You add your blender to your wet ingredients, stir and then add those wet ingredients to your dry. Stir just until incorporated and bake. 

Ready for the recipe? 
 

Ingredients :
1 cup flour, whole wheat
1 cup flour, all-purpose
3/4 teaspoon baking soda
1/2 teaspoon salt
1/4 teaspoon nutmeg
1/4 teaspoon cinnamon

1/2 cup sugar
4 tablespoon butter, unsalted
2 large egg
1 teaspoon vanilla extract

1/2 cup broccoli, florets
1 medium zucchini
1 1/2 medium carrot
1/2 medium apple
1 medium banana
1/8 cup apple juice
1/4 cup applesauce, unsweetened
1/4 cup yogurt, plain


Instructions:

Preheat oven to 350 degrees F.

In a large bowl, mix together flours, baking soda, salt, nutmeg, and cinnamon.
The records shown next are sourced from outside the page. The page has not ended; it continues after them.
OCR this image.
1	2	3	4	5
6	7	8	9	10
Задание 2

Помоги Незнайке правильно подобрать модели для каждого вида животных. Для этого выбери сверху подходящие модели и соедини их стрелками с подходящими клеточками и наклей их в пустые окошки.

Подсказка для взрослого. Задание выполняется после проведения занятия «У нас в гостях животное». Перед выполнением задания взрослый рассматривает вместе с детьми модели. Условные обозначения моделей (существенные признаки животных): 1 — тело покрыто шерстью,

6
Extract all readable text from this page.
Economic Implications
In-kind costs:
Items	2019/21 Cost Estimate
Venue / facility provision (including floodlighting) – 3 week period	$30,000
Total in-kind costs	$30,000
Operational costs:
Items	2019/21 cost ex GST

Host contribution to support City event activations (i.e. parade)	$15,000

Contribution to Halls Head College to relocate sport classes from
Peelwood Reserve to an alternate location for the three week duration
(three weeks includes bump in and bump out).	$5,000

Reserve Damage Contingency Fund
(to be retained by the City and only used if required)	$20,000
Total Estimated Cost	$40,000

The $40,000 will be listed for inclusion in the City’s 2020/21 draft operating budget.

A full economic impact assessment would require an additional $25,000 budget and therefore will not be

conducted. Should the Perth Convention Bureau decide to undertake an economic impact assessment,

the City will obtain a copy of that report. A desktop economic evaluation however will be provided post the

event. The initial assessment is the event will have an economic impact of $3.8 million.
Set aside.

Soften butter. (remember, soft, but not melty)

In a smaller bowl, with your hand mixer (or your strong arms) mix the sugar, butter, eggs and vanilla.
Beat well.

In a food processor, combine steamed broccoli, zucchini, apple, banana, apple juice, and applesauce.

Pulse until thoroughly mixed. (Don't make it a smoothie - just so it is all "smooth" that makes no sense until you try it)

Shred carrots.  If you don’t want the shreds in your muffin, combine your carrots with the rest of the fruits and veggies in the food processor. I added my carrots to the wet mixture so they would stay in shreds, my kids are really familiar with carrots in muffins (and cake) so it was very normal to them, if your kids might be timid, go ahead and blend them.

Combine the fruit and veggies, carrots, and yogurt, into the wet ingredient mixture sugar/butter/eggs) and beat until mixed.

Finally, add the dry ingredients and mix just until combined and wet.

In a muffin tin, place muffin papers or spray with cooking spray.

Scoop the mixture into a prepared muffin pan.  Fill each spot about 3/4 of the way full.

** For mini muffins: Bake in a 350 oven for 15-20 minutes for mini-muffins

**For regular size muffins: Bake in a 375 degree oven for about 20-25 minutes.

Bake until the tops are slightly brown and a toothpick comes out clean or they bounce back when you touch them with your finger.